A simple one-liner to display your PATH variable with each directory on its own line, demonstrating bash parameter expansion for string manipulation.
The Script
#!/bin/bash
# Description: current path
echo "${PATH//:/$'\n'}"
Output:
/usr/local/sbin
/usr/local/bin
/usr/sbin
/usr/bin
/sbin
/bin
/usr/games
/usr/local/games
/snap/bin
How It Works
${PATH//:/$'\n'}
│ ││ └─────── Replacement: $'\n' (newline)
│ │└───────── Pattern: : (colon)
│ └────────── // means "replace ALL occurrences"
└─────────────── Variable: PATH
Breakdown
PATH- Environment variable containing colon-separated directories//:- Replace all colons (:) globally$'\n'- ANSI-C quoting for actual newline character- Result - Each directory appears on its own line
Single vs Double Slash
# Single / - replaces FIRST occurrence only
echo "${PATH/:/$'\n'}"
# Output:
# /usr/local/sbin
# /usr/local/bin:/usr/sbin:/usr/bin...
# ↑ remaining colons unchanged
# Double // - replaces ALL occurrences
echo "${PATH//:/$'\n'}"
# Output: each directory on separate line ✓
Parameter Expansion Basics
The pattern ${variable//pattern/replacement} is called parameter expansion - a built-in bash feature for string manipulation without external commands.
Common Patterns
Remove from end (suffix):
filename="document.txt"
echo "${filename%.txt}" # document
Remove from beginning (prefix):
filepath="/home/user/file.txt"
echo "${filepath#/*/}" # user/file.txt
echo "${filepath##*/}" # file.txt (filename only)
String replacement:
text="hello world"
echo "${text/world/bash}" # hello bash (first match)
echo "${text//o/0}" # hell0 w0rld (all matches)
Why Use Parameter Expansion?
Performance: No external process spawned (unlike sed, awk, cut)
# Slow - spawns sed process
filename=$(echo "doc.txt" | sed 's/.txt//')

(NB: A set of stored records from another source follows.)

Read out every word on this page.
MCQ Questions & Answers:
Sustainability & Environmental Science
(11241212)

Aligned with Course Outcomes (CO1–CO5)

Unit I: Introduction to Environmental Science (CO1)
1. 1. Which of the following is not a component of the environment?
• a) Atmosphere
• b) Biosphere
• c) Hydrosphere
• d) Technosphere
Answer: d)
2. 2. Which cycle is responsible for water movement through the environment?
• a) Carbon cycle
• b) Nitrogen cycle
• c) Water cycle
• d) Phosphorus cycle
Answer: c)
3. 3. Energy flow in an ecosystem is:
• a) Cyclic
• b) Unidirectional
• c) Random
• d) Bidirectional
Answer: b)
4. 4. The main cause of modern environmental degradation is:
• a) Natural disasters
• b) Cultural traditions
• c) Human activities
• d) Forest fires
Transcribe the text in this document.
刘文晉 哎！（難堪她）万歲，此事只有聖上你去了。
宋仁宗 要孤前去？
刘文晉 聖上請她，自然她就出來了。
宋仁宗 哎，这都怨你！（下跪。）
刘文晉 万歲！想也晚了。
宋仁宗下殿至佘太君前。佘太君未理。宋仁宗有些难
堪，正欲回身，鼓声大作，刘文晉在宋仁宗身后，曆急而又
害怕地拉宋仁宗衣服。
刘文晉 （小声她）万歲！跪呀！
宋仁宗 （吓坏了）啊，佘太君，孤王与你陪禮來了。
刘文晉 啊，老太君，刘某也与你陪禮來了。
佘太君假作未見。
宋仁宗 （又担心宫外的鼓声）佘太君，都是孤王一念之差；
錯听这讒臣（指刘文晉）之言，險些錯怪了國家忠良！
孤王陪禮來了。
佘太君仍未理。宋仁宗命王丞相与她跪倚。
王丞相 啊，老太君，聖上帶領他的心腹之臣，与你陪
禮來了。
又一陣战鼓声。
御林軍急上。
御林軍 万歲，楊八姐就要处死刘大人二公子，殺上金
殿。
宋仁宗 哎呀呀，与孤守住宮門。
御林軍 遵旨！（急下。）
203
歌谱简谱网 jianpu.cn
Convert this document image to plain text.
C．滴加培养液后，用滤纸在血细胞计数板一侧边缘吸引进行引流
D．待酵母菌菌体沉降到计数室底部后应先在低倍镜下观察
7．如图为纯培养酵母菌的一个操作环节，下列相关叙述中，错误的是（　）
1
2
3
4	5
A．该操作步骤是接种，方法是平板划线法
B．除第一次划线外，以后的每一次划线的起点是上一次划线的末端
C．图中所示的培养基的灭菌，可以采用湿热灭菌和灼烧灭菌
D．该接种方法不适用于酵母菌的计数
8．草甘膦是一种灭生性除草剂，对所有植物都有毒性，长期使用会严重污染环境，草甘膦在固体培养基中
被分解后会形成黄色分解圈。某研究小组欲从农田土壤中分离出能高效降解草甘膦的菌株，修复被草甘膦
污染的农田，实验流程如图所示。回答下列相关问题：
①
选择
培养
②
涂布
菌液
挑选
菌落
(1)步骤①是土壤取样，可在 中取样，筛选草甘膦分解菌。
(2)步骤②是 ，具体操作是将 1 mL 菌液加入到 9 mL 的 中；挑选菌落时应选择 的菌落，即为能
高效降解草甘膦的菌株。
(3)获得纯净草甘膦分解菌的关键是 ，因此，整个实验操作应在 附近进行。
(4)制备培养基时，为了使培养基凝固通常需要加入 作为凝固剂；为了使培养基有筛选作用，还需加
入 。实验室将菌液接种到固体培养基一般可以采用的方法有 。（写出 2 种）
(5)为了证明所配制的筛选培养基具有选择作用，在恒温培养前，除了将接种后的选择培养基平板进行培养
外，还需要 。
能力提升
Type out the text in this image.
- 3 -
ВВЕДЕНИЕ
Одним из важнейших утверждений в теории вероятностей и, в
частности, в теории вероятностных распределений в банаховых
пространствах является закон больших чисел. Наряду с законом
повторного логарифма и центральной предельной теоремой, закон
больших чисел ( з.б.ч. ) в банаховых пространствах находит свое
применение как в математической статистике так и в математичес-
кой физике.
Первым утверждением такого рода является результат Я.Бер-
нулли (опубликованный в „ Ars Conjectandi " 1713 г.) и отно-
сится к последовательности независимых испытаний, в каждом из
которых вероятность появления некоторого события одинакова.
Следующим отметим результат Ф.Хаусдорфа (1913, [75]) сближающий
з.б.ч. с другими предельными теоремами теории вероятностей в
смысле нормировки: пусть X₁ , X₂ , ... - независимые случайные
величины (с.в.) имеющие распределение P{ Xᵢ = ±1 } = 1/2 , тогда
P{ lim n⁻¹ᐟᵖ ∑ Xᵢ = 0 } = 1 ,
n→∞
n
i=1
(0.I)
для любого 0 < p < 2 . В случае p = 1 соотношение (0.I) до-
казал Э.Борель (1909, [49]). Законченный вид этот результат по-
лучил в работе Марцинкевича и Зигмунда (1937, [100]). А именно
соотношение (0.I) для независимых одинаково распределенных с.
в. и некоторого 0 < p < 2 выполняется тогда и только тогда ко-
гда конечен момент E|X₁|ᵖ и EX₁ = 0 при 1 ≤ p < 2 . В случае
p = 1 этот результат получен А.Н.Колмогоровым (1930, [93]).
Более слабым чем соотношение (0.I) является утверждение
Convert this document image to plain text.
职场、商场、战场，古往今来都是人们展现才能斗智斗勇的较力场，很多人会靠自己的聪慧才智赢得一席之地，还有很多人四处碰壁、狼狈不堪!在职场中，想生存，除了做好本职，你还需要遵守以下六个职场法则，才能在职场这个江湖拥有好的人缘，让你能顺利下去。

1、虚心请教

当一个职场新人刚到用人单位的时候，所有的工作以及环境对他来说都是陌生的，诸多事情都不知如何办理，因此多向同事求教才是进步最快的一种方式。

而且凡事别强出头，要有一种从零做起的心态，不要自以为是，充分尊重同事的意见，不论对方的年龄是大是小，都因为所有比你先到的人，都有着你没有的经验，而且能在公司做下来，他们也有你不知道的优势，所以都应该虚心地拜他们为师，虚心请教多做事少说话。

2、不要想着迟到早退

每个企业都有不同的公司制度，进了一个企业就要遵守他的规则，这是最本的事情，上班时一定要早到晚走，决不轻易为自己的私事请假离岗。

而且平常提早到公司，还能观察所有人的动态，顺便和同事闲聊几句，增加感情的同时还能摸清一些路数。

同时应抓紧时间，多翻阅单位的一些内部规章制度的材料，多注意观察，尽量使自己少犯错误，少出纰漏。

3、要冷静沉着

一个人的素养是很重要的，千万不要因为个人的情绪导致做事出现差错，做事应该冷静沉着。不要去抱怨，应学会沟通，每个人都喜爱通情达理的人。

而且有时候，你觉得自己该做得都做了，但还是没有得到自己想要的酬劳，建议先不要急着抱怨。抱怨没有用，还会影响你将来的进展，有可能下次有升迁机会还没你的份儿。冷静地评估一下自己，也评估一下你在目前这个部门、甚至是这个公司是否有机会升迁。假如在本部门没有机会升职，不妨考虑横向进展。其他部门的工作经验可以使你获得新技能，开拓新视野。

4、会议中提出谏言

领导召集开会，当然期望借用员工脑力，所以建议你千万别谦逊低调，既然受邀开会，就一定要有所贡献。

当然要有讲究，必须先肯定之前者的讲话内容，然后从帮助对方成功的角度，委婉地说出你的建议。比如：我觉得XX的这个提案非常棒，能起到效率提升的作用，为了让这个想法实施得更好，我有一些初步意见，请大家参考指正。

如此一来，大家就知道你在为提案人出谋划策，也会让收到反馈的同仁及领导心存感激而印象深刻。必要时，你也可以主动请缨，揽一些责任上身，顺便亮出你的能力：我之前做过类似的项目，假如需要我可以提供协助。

# Fast - pure shell builtin
filename="doc.txt"
echo "${filename%.txt}"
Portability: Works in any POSIX shell
Simplicity: Clean, readable syntax for common operations
Alternative Methods
Using external tools (slower but sometimes clearer):
# Using tr
echo "$PATH" | tr ':' '\n'
# Using sed
echo "$PATH" | sed 's/:/\n/g'
# Using awk
echo "$PATH" | awk -F: '{for(i=1;i<=NF;i++) print $i}'
ANSI-C Quoting
The $'...' syntax enables escape sequences:
echo $'\n' # newline
echo $'\t' # tab
echo $'\r' # carriage return
echo $'\\' # backslash
echo $'\x41' # hex (outputs: A)
Practical Use Cases
Display CSV on separate lines:
csv="name,age,city,country"
echo "${csv//,/$'\n'}"
Replace spaces in filenames:
filename="my document.txt"
safe="${filename// /_}" # my_document.txt
Remove all vowels:
word="beautiful"
echo "${word//[aeiou]/}" # btfl
Convert dots to dashes:
version="1.2.3.4"
echo "${version//./-}" # 1-2-3-4
Path Manipulation Examples
filepath="/home/user/documents/report.txt"
# Directory path
echo "${filepath%/*}" # /home/user/documents
# Filename only
echo "${filepath##*/}" # report.txt
# Extension
echo "${filepath##*.}" # txt
# Basename (no extension)
filename="${filepath##*/}"
echo "${filename%.*}" # report
# Get last two components
echo "${filepath#/*/}" # user/documents/report.txt
Quick Reference
| Pattern | Description | Example |
|---|---|---|
${var#pattern} |
Remove shortest match from start | ${PATH#/*/} |
${var##pattern} |
Remove longest match from start | ${PATH##*/} |
${var%pattern} |
Remove shortest match from end | ${file%.txt} |
${var%%pattern} |
Remove longest match from end | ${file%%.*} |
${var/pat/rep} |
Replace first match | ${text/old/new} |
${var//pat/rep} |
Replace all matches | ${PATH//:/ } |
Conclusion
Parameter expansion is a powerful bash builtin for fast string manipulation. The PATH display script demonstrates global replacement - a pattern you’ll use frequently in shell scripting.
For simple operations like removing extensions, extracting filenames, or replacing characters, parameter expansion is faster and cleaner than external tools like sed or awk.